J’ajoute que je participe à la vie de mon village Buzet. Je suis très actif dans les fêtes et kermesses de l’entité.

Question obligée, comment êtes-vous venu au conte ?

J’ai toujours raconté en famille, à des amis, des histoires réinterprétées à ma manière. J’y ajoutais gestes, attitudes, intonations. Je choisissais des histoires qui me paraissaient intelligentes, intéressantes, dans lesquelles je pouvais me mettre moi-même.
Je fais partie de la Compagnie Croquemitaine du Théâtre Action à Tournai. J’ai participé à des ateliers, des spectacles et des animations de rues. A Avignon, j’ai bonimenté le spectacle d’Angel Ramon Sanchez. Il y a 8 ans à Chiny, dans le cadre du festival, j’ai participé à une animation de rue avec la compagnie Croquemitaine. J’ai été voir des conteurs.
Pour moi n’existait que le conte traditionnel. J’en ai découvert d’autres facettes et j’ai été témoin du plaisir de raconter. Je me suis dit que j’aimerais devenir conteur.
J’ai perdu mon emploi. Que faire ? J’ai décidé de profiter de ce temps libre pour suivre des formations. En 2004, je me suis inscrit à la formation au conte d’intervention organisée par Parole Active.
J’ai travaillé le conte "Les idiots", je l’ai réécrit pour y mettre mes idées et le rendre actuel. A mon avis, la plus grande partie de la formation et la plus importante est l’intervention en rue. Après chacune de mes prestations, je m’isolais, réfléchissais, rectifiais la difficulté à enchaîner, le manque de logique interne. On m’a demandé de conter aux "Barques du matin". J’en étais très fier et cela s’est bien passé.
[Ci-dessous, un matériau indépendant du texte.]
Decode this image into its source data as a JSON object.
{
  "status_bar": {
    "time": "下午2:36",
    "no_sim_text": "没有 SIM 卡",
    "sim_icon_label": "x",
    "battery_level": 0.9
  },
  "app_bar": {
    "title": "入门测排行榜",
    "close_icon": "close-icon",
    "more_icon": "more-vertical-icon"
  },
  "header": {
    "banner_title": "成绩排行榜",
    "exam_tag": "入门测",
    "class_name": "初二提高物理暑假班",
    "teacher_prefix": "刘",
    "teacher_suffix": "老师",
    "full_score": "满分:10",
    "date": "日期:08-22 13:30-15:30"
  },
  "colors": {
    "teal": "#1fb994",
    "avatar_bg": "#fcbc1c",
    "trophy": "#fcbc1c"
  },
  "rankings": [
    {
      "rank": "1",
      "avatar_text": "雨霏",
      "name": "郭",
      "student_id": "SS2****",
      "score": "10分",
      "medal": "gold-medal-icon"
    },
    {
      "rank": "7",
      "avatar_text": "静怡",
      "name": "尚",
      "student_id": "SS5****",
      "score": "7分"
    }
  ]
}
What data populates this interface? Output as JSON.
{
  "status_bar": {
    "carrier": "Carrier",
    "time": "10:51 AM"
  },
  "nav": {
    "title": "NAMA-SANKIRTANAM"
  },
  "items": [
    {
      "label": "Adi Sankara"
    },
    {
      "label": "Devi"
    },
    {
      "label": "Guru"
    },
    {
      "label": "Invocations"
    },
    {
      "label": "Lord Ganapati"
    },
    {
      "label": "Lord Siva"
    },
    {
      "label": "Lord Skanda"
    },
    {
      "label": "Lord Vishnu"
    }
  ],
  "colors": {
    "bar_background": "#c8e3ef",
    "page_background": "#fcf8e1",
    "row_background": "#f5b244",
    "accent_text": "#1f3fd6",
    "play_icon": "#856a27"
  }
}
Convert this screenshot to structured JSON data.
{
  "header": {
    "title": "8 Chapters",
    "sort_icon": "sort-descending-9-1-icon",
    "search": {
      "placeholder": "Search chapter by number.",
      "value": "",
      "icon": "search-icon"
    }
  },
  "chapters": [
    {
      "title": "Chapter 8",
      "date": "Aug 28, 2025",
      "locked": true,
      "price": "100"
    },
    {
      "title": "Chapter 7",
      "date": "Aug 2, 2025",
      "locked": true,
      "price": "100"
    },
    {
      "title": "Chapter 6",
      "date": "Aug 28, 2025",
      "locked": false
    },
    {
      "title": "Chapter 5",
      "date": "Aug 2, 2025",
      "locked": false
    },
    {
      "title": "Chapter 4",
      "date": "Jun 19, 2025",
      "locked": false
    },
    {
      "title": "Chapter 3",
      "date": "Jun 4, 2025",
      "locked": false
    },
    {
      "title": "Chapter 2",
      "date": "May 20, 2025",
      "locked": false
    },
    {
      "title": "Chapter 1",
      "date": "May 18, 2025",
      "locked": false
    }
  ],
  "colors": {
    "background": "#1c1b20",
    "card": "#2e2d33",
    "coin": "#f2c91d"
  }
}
Vous avez parlé de vos idées, quelles sont-elles ?

Je suis à la fois d’accord avec la vie actuelle et pas content d’elle, je rage parfois. Je pense aux problèmes nord-sud, à l’injustice, l’écologie, la télé, ..., aux oubliés du progrès, aux victimes de la mondialisation. J’aime l’humour, il allège le sujet, dédramatise, ôte le pathos, rend le public mieux disposé à entendre le message. Le rire supprime la lourdeur et non la gravité. Le public rit et réfléchit après. Je voudrais être vrai et comique. En résumé, mon désir est d’intégrer le vécu actuel, mes convictions, avec le rire qui rend le sujet sympathique. Parce que j’y crois, les personnages se mettent à vivre dans ma tête, à parler, à réagir.
Je me suis découvert. Je suis toujours habité, je travaille dans ma tête, je cherche le mot juste. Je voudrais avoir un style à moi, garder l’éveil, l’attention, la gravité, le comique, l’exubérance et les émotions. Je n’ai pas peur de la caricature.
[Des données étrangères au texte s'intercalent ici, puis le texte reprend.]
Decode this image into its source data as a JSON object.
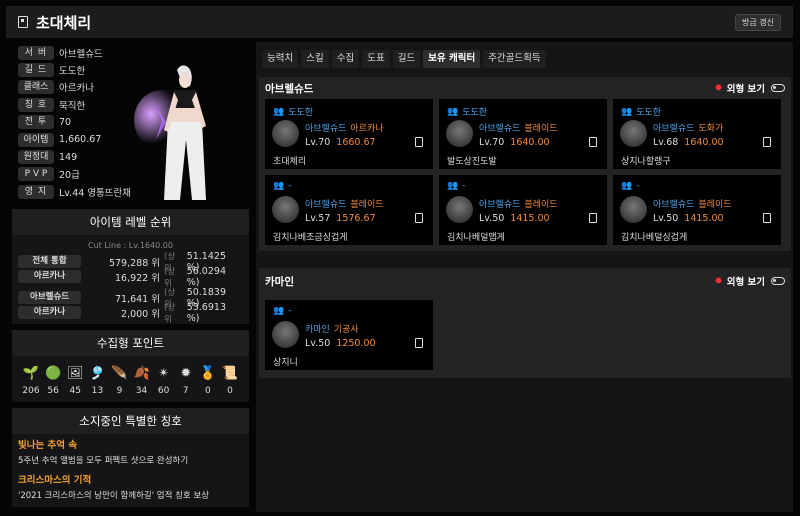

Nous en reparlerons sans doute mais continuons à suivre votre parcours.

Un sujet me trottait en tête. J’avais un avis sur le tourisme de masse, particulièrement en Tunisie, mon pays d’origine. Les touristes vivent en vase clos, imperméables aux problèmes du pays où ils séjournent. Le commerce équitable permet de mieux payer les producteurs, de les soigner, de donner l’instruction à leurs enfants. Ne pourrait-il pas aussi y avoir un "tourisme équitable" qui ferait pression sur les dirigeants des pays. Je songeais aussi à la chanson d’Aznavour qui dit : Il me semble que la misère est moins pénible au soleil.
Je me suis mis à écrire "Viva l’azzouza". Je conclus que la misère est très pénible au soleil.
Encouragé par Yvan Couclet, un des formateurs au conte d’intervention, j’ai posé ma candidature pour le Prix du Festival. A ma grande surprise, j’ai été retenu. J’ai assisté aux prestations des autres candidats, j’ai été interviewé par la télé, j’ai présenté Viva l’azouza. Plus grande surprise, j’ai eu la mention spéciale du jury.
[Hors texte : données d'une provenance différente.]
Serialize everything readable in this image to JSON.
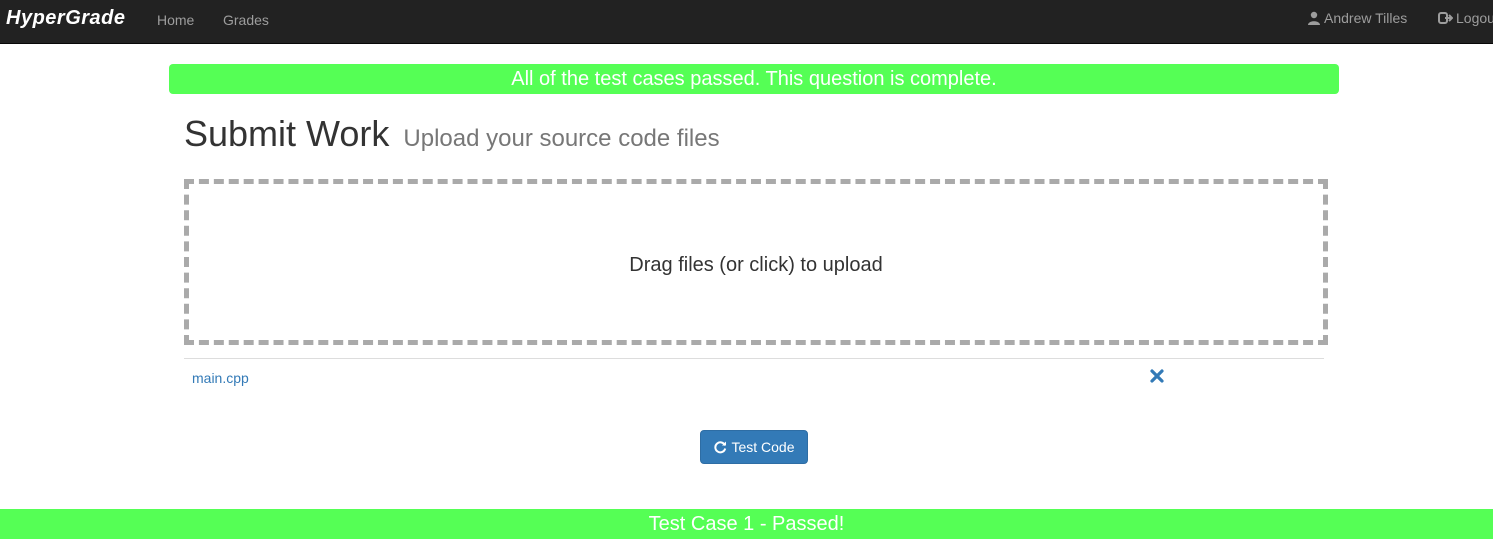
{
  "navbar": {
    "brand": "HyperGrade",
    "links": [
      "Home",
      "Grades"
    ],
    "user_name": "Andrew Tilles",
    "logout_label": "Logout"
  },
  "alert": {
    "message": "All of the test cases passed. This question is complete."
  },
  "page": {
    "title": "Submit Work",
    "subtitle": "Upload your source code files"
  },
  "dropzone": {
    "message": "Drag files (or click) to upload"
  },
  "files": [
    {
      "name": "main.cpp"
    }
  ],
  "actions": {
    "test_code_label": "Test Code"
  },
  "results": [
    {
      "label": "Test Case 1 - Passed!"
    }
  ],
  "colors": {
    "navbar_bg": "#222222",
    "success": "#55ff55",
    "primary": "#337ab7",
    "dropzone_border": "#aaaaaa"
  }
}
Que vous a apporté cette mention ?

Elle m’aide en me donnant confiance en moi. J’ai eu un contrat avec le CPAS de Soignies, avec le Foyer culturel d’Antoing. Les réactions m’ont paru favorables. Je suis repris par Art et Vie.
J’ai présenté ma candidature à la Journée professionnelle du Festival de Mende en Lozère, elle a été retenue.
Je voudrais beaucoup vivre de mon activité de conteur, allier le désir et la nécessité, la passion et le métier.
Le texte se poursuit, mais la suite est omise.